The BFN algorithm appears to be a very promising data assimilation method. It is extremely easy to implement: no linearization of the model equations, no computation of the adjoint state, no optimization algorithm. The only necessary work is to add a relaxation term to the model equations. The key point in the backward integration is that the nudging term (with the opposite sign to the forward integration one) makes it numerically stable. Hence the nudging (or relaxation) term has a double role: it forces the model to the observations and it stabilizes the numerical integration. It is simultaneously a penalization and regularization term.

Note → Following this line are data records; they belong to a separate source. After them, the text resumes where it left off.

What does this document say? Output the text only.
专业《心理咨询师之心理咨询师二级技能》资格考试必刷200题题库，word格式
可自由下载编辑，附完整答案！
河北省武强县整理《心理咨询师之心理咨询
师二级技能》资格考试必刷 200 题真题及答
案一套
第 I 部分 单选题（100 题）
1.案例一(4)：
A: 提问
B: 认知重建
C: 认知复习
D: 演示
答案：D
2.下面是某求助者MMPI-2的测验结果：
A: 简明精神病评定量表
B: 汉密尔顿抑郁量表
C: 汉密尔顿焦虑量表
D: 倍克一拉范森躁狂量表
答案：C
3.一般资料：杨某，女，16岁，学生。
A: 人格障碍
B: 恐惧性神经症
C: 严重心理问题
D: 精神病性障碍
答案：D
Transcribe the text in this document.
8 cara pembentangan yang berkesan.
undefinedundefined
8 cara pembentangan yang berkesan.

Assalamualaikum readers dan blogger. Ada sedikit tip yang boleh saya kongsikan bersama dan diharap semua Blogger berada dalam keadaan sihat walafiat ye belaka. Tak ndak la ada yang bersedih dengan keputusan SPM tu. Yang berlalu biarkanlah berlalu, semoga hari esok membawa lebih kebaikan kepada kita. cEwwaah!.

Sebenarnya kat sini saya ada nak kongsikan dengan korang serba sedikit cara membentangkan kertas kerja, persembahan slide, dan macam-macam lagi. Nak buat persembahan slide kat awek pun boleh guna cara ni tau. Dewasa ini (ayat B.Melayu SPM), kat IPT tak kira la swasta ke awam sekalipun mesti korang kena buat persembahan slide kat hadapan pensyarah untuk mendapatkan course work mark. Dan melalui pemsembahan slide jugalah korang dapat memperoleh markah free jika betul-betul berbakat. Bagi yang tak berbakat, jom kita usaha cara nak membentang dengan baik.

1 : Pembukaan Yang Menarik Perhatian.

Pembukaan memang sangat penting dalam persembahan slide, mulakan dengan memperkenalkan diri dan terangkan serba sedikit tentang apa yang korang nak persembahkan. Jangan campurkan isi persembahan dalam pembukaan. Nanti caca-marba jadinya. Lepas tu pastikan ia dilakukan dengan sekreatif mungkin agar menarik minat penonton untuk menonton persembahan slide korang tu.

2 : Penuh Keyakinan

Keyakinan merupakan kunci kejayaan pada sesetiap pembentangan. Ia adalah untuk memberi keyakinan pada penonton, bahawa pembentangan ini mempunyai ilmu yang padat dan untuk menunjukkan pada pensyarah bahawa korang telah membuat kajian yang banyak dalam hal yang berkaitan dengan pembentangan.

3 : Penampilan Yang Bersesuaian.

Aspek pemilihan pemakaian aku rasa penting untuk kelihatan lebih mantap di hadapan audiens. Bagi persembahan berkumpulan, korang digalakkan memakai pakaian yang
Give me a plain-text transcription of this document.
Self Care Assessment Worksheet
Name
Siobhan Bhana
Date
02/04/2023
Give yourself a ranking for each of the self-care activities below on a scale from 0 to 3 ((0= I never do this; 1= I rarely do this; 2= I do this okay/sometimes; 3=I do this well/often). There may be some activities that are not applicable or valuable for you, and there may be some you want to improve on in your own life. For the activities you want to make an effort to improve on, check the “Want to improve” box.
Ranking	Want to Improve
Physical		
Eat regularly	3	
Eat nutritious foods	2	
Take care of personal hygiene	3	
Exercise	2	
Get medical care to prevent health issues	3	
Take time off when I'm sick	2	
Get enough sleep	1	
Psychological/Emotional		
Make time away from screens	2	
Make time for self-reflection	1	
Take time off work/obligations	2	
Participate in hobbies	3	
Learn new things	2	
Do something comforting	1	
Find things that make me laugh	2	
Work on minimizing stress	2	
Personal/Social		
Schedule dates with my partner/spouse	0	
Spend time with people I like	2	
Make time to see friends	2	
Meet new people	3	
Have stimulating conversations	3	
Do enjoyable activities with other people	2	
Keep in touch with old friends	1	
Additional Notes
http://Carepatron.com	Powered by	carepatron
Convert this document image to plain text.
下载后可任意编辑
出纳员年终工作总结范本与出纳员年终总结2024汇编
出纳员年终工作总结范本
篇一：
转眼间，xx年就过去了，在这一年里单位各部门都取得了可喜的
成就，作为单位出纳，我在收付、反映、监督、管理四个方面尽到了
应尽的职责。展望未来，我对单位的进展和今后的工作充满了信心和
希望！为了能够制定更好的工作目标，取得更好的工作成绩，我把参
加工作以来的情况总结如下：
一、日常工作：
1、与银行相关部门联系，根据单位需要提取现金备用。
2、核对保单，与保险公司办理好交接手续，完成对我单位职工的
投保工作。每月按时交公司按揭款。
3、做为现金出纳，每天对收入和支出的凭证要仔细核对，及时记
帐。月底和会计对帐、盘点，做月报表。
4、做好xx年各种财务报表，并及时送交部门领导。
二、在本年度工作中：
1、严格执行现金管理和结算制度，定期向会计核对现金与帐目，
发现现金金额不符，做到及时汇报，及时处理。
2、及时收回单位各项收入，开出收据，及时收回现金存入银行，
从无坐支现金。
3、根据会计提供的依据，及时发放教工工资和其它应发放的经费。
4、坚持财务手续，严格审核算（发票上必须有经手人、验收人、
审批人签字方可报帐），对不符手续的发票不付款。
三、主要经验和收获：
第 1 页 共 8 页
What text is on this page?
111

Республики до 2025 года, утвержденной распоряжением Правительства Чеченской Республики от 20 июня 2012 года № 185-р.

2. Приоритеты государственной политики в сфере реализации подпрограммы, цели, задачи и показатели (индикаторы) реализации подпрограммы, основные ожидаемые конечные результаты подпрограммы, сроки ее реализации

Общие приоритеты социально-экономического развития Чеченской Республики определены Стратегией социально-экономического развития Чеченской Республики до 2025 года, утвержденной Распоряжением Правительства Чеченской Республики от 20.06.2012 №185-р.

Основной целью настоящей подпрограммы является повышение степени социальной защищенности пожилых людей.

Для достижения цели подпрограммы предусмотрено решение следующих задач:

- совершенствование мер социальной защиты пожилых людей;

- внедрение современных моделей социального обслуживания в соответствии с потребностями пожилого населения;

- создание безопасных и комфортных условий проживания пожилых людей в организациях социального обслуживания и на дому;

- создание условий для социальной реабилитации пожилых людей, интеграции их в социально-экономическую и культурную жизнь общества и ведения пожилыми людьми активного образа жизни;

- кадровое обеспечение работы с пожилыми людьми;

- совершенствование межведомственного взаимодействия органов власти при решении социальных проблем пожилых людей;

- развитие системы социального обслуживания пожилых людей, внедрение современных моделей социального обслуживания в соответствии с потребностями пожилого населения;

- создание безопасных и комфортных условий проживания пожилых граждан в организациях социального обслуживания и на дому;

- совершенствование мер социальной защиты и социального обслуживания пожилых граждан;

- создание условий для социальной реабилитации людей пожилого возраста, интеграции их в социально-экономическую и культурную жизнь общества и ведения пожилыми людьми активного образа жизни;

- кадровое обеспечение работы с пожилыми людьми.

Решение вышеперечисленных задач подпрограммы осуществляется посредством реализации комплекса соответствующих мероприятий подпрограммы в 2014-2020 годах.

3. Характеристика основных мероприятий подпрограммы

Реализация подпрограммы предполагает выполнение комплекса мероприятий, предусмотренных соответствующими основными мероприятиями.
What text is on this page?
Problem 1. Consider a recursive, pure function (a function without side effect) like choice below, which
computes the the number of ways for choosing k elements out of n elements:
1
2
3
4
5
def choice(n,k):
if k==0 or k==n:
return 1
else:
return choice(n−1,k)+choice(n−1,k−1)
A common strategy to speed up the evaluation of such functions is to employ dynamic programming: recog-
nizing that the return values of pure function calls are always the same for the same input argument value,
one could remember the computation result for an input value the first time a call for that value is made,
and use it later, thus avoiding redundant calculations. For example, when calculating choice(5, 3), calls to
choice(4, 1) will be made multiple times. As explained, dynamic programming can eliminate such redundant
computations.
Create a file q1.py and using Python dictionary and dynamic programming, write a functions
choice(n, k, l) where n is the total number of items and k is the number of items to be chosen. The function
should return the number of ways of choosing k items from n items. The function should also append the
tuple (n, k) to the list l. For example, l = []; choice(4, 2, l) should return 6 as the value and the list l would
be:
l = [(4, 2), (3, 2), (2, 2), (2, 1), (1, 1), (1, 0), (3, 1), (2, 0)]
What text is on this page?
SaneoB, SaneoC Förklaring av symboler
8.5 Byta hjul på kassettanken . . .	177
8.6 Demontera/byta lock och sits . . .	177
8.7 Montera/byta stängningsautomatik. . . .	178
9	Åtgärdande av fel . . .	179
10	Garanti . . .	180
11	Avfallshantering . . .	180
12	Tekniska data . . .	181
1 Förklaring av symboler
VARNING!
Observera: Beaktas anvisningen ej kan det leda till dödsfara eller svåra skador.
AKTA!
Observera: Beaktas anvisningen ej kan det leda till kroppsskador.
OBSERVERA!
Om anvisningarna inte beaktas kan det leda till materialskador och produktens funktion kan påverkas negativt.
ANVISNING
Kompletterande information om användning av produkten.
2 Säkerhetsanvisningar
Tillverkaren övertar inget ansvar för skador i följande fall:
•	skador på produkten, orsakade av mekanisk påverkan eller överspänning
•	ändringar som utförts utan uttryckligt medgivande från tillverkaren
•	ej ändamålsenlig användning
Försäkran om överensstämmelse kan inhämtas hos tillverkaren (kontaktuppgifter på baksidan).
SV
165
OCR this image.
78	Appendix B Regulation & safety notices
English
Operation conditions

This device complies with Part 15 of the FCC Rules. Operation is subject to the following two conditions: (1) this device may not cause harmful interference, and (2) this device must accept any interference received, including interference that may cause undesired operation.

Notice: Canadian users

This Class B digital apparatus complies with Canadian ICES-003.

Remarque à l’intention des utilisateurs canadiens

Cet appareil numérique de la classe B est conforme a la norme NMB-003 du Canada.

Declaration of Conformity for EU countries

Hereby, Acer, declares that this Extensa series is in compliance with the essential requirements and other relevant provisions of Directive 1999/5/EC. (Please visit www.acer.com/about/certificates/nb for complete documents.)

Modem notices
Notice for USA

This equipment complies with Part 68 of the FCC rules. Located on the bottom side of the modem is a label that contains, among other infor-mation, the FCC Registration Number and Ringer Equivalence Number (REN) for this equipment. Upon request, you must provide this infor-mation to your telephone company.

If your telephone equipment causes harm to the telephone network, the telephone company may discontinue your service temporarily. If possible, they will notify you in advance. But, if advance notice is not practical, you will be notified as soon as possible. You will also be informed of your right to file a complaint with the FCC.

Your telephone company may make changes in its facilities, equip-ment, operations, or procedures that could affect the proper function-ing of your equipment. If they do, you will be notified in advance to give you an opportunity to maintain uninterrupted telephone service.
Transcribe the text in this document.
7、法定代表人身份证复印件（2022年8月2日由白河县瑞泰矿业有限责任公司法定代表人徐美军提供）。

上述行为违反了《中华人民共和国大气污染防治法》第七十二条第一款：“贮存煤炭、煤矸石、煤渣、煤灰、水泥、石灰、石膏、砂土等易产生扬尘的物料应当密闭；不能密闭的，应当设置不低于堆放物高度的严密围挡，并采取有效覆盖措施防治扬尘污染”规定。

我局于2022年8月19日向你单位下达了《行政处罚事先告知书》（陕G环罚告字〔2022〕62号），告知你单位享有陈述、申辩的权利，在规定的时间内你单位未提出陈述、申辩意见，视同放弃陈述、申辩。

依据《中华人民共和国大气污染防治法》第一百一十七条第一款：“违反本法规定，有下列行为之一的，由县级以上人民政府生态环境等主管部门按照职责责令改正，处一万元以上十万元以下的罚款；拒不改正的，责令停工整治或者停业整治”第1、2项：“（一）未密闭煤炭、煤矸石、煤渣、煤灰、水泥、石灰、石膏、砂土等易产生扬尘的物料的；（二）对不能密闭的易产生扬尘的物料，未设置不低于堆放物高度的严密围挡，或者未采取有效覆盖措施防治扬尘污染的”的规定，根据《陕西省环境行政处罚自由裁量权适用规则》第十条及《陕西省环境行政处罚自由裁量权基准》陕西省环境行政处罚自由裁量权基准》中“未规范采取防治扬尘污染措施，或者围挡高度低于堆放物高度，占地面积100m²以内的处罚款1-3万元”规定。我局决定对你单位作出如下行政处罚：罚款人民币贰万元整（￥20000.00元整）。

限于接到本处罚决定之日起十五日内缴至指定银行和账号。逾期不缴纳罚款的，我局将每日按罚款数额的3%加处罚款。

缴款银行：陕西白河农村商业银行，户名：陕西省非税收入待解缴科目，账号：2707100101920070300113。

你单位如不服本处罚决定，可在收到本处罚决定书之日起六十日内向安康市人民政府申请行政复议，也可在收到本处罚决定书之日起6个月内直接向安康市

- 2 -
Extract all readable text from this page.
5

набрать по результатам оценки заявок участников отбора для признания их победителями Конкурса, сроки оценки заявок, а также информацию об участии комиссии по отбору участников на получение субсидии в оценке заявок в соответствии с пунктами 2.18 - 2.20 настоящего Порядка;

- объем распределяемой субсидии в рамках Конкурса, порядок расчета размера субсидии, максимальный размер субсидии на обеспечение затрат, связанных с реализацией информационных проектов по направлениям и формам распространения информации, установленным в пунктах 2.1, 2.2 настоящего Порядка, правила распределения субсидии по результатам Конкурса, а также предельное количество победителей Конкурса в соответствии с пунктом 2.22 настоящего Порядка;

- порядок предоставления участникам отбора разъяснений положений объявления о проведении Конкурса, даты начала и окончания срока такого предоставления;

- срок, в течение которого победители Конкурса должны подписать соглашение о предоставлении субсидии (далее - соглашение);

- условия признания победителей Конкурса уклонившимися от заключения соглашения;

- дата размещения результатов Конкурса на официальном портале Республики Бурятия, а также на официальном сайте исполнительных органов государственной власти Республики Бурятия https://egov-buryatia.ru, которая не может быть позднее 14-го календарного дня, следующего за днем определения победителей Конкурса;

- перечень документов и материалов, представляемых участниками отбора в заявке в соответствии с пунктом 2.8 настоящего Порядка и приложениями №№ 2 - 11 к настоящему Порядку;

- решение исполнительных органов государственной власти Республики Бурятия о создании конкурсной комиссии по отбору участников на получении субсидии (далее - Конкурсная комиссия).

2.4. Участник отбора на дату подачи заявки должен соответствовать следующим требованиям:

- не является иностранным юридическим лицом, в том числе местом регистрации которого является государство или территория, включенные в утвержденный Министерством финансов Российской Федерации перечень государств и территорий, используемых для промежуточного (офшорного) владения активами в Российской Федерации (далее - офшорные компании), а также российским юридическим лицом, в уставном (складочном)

The BFN algorithm has been compared with the variational method on several types of non-linear systems: Lorenz (chaotic 1D ODE), Burgers (1D PDE), shallow water model (2D) and quasi-geostrophic model (3D). The conclusion of these various experiments is that the BFN algorithm is better than the variational method for the same number of iterations (and hence for the same computing time). It converges in a small number of iterations. Of course the initial condition is usually poorly identified by the BFN scheme, but on the other hand, the final state of the assimilation period is much better identified by the BFN algorithm than by the variational assimilation algorithm, which is a key point for the prediction phase that starts at the end of the assimilation period. Hence the prediction phase is usually better when it comes after an assimilation period treated by the BFN algorithm, rather than by a variational assimilation method.
The two algorithms can be combined: we have introduced a new hybrid scheme, in which a very small number of BFN iterations are performed (2 or 3 for instance), before providing the identified initial condition to the standard 4D-VAR algorithm. By doing this, the convergence of the 4D-VAR is reached more quickly, as it sometimes divides by two the number of iterations required. Also, for a fixed given number of iterations (or for a given computation time), the quality of the identified solution is significantly improved by this preprocessing (note that the number of 4D-VAR iterations is decreased by the number of BFN iterations in this scheme, in order to consider the same number of iterations in the standard 4D-VAR and the hybrid scheme).
Finally the BFN algorithm enables one to consider the problem of imperfect models at no additional cost, as the model equations are not strong constraints in this nudging method (while they are usually strong constraints in a variational method) and the relaxation term can be seen as a model error term.